Harry socava paredes impossíveis em passagens inexistentes.
- Escutem, vocês se lembram do momento exato em que entramos aqui?
- Sim, avistamos a construção ao longe, em um monte muito verde, nos interessamos em saber o que era, pois não constava no mapa. Nos aproximamos com o carro, estacionamos ao lado do bosque de ciprestes...
- E?
- E entramos, todos nós.
- Nós três.
- Eu lembro de olhar para as gárgulas da entrada e apressar meus passos. Senti calafrios sendo observada por aquelas sinistras evocações pétreas de pesadelos ancestrais.
- Não colocaria em tão belas palavras, mas senti também a necessidade de me apressar adentro da porta.
- E Harry?
- Ficou no carro, entramos apenas nós três!
- Não! Pense bem, foi ele que saiu correndo do carro e nos esperou embaixo do relevo da porta, fazendo uma ridícula careta, imitando a gárgula.
- Você pode ter razão...
- Não, isto foi hoje de manhã, em outro local.
- Ainda é manhã, e esta foi a primeira parada do dia. Não é possível que se esqueceram, foi a menos de uma hora.
- Só isso? Pareceu que estávamos aqui quase o dia todo...
- Espere, Harry não voltou depois e saiu para o gramado? Ele se apressou, entrou quase correndo assim que nos aproximamos...
- E disse: “Nenhum medo pelo desconhecido!”
- Haha, foi sim, Harry é tão divertido.
- Mas, se ele entrou, como não está aqui?
- Ele saiu de novo.
- Não, ele definitivamente não saiu de novo.
- Mas...
- Você se lembra dele ter saído?
- Acho que sim. Talvez... Oras, se ele entrou e não está aqui, certamente saiu!
- Mas você está supondo, não se lembra de verdade.
- Não, não me lembro. Também não lembro de Harry ter vindo conosco. Acho que não...
- E lembra-se dele ter ficado no carro?
- Onde mais pode ter ficado?
- É isto que estou dizendo, não sabemos se ele está ou não aqui dentro, estamos fazendo suposições, mas não conseguimos lembrar do que aconteceu a menos de uma hora.

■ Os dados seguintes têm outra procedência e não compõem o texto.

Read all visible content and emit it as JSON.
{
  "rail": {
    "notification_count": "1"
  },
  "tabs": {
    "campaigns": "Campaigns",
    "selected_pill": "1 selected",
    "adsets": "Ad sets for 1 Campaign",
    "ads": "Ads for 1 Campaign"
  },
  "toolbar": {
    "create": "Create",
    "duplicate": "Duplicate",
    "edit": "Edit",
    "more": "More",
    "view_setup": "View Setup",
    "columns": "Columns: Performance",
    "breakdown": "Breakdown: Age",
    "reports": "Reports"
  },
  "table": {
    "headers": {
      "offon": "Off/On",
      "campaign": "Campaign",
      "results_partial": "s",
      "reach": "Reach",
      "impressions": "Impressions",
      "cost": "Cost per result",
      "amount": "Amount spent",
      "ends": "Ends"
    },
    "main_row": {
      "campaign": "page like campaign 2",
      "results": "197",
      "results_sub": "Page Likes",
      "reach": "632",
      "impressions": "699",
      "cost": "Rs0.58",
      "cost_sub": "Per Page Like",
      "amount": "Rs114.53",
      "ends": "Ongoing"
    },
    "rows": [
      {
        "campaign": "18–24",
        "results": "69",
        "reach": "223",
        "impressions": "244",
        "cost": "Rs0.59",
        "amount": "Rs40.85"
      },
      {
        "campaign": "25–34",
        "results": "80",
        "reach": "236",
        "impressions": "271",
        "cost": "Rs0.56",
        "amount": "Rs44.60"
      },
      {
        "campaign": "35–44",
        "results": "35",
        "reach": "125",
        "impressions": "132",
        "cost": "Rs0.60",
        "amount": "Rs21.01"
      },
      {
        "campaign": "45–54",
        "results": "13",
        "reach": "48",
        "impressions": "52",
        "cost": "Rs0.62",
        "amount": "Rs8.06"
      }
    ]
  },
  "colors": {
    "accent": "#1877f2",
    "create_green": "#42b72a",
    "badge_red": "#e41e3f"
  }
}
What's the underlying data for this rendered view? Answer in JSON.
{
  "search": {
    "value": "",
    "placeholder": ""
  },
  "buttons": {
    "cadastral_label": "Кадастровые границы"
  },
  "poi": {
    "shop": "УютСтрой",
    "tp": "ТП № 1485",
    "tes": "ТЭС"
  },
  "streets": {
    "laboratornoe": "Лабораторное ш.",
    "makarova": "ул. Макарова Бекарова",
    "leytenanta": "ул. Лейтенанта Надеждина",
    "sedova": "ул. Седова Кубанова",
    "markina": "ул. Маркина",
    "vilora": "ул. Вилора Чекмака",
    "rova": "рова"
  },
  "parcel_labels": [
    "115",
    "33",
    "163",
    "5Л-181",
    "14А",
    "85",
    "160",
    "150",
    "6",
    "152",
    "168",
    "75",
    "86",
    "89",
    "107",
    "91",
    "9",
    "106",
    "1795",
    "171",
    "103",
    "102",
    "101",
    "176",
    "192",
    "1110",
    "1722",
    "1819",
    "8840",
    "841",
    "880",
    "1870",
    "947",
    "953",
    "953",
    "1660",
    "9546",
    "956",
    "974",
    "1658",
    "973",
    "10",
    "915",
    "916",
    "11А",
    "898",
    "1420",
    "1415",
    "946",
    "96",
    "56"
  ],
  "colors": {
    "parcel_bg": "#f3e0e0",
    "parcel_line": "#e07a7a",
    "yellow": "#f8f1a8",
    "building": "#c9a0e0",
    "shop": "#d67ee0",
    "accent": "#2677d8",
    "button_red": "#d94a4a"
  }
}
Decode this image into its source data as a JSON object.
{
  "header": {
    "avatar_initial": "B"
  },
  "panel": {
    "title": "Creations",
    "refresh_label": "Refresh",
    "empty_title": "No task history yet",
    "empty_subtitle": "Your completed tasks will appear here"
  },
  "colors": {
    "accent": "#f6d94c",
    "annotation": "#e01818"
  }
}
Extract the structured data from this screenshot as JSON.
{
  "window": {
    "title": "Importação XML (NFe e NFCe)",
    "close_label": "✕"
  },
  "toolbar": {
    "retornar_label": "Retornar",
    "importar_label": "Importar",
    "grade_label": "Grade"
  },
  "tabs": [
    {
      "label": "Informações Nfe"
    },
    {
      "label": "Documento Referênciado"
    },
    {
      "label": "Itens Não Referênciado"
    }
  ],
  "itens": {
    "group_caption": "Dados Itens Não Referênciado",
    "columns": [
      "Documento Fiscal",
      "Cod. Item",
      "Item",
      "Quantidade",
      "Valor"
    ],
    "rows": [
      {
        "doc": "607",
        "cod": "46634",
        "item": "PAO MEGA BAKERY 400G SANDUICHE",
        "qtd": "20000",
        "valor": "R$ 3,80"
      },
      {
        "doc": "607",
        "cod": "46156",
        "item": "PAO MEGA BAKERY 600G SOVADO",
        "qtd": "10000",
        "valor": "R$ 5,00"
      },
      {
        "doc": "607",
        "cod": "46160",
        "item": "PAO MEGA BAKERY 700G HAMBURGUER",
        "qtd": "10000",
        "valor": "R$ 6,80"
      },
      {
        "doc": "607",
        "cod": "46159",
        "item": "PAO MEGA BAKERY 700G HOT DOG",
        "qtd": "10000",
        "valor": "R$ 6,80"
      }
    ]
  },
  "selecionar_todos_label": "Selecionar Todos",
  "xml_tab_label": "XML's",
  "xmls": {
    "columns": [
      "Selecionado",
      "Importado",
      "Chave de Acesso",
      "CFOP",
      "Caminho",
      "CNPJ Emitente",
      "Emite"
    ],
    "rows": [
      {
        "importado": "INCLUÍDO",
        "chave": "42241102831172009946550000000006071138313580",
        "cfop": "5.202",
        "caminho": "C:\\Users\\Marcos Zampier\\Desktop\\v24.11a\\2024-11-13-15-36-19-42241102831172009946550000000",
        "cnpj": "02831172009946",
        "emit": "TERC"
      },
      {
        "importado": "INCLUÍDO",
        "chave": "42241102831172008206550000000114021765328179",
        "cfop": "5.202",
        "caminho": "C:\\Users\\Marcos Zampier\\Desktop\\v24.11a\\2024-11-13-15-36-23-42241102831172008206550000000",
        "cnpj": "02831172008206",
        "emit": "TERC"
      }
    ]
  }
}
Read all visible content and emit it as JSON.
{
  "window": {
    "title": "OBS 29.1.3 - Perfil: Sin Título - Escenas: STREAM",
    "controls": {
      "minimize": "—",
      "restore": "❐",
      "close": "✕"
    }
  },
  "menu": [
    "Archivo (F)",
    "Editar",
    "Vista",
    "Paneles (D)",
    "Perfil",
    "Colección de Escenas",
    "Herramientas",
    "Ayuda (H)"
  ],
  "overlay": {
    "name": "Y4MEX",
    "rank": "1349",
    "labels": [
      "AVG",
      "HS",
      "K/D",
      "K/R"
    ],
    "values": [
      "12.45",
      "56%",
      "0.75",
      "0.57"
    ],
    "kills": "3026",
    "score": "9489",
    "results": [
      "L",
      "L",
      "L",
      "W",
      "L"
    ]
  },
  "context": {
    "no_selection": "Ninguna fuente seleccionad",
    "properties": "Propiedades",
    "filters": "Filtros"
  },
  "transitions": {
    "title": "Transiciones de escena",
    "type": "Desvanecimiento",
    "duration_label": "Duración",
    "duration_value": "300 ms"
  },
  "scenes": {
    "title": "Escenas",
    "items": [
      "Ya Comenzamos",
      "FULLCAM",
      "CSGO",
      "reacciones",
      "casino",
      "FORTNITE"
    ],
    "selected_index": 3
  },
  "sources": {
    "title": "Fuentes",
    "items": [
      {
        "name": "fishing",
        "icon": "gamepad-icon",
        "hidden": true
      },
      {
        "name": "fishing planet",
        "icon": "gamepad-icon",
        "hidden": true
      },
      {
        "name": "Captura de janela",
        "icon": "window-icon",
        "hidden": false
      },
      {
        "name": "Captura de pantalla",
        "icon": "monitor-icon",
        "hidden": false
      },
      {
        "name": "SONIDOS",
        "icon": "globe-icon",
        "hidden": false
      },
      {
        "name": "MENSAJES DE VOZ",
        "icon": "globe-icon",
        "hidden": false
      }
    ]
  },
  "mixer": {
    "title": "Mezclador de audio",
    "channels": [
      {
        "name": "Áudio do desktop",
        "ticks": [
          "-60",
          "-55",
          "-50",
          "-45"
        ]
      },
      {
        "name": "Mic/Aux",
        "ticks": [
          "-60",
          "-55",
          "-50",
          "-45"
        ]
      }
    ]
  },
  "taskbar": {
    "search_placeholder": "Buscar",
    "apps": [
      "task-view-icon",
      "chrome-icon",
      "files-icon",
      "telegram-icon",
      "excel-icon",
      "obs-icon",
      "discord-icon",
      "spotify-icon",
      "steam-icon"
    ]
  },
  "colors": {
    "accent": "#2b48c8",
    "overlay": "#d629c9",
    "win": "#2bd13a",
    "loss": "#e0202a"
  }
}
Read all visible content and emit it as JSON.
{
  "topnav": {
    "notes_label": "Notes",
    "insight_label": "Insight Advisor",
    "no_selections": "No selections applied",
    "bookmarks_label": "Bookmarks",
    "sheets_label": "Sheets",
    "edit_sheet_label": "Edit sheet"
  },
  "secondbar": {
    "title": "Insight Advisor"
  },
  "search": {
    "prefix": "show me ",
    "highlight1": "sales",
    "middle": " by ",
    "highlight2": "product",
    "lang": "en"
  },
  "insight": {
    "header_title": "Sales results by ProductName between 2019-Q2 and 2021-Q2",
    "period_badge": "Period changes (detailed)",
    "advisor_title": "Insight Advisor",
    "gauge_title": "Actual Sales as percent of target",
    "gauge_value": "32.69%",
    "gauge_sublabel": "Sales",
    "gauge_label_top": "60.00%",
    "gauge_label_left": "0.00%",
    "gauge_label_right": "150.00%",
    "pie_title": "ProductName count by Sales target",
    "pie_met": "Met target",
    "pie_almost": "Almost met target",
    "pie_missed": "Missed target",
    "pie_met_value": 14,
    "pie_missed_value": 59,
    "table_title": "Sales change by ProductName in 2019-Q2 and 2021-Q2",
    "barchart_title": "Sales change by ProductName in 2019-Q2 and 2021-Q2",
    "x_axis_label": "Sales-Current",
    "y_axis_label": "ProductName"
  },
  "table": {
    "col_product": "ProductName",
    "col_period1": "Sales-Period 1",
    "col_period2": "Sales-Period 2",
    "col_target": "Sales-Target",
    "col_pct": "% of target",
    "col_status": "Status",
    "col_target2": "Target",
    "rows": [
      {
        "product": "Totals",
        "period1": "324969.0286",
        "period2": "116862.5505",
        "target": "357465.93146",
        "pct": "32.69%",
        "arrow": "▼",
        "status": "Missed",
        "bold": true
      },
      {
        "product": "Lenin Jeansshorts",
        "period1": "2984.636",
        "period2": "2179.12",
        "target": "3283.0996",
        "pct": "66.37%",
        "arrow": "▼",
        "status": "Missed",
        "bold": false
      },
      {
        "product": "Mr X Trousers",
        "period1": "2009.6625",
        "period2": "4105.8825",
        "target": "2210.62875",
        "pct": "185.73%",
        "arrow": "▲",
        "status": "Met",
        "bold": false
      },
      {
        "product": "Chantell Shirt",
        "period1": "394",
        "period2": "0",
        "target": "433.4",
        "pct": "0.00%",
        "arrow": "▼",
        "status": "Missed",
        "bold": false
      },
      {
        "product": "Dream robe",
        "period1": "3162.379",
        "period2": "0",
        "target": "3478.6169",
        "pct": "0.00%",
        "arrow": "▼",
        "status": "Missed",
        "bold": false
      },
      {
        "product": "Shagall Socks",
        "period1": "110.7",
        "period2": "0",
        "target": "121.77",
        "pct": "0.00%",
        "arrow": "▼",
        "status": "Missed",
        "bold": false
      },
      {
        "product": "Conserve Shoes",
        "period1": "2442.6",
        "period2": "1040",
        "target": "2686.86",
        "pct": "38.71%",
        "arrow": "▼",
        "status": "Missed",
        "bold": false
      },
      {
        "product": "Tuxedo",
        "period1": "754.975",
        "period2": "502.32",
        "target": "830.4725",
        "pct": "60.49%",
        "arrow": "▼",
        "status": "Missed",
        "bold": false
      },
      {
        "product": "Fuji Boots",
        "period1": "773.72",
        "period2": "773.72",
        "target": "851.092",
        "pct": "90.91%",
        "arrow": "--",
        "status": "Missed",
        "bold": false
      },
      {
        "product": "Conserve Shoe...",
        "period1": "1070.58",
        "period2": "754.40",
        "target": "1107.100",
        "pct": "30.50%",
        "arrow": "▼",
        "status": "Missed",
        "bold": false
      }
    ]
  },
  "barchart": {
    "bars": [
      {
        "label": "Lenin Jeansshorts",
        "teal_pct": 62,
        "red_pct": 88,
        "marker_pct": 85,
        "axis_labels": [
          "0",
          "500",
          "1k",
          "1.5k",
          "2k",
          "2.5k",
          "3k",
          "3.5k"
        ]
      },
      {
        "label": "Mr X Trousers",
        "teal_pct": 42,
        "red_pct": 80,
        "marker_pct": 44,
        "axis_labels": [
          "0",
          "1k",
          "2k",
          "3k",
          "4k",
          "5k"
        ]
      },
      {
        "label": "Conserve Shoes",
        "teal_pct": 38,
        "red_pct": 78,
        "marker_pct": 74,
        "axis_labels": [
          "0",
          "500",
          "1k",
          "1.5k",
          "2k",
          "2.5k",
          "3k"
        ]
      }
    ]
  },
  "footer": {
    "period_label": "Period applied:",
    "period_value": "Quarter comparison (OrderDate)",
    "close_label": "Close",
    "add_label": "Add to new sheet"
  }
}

O grito agudo lancinou os tímpanos dos homens. Por que mulheres gritam assim?
- O que foi?
- A tapeçaria, eu, a figura. Eu observava a tapeçaria e ela, ela... Me encostou, o desenho da tapeçaria estendeu a mão e me agarrou!
- Qual tapeçaria?
- Aquela com a figura de um rei sentado.
- Não há nada parecido com uma tapeçaria ou figuras humanas, apenas as cortinas apodrecidas e rotas. Sem imagens, apenas padrões mouriscos.
- Você disse que a tapeçaria a agarrou?
- Isto não importa, não há tapeçaria, ninguém agarrou seu braço.
- Vamos embora, vamos embora, por favor. O toque frio daquelas mãos, por favor, vamos embora. Não quero mais ouvir, não quero mais, por favor!
- Ouvir o que, o que está te atormentando?
- Chega, certo, chega! Vamos embora, a moça está em nervos, por favor, seja cavalheiro e respeite.
- Sim, certo, me desculpe. Vamos prontamente, Harry deve estar nos esperando com a vitela.
- Harry?
Os três dobraram uma esquina. Uma mesma e única esquina, em direção à saída que estava – como não repararam? – à sua frente.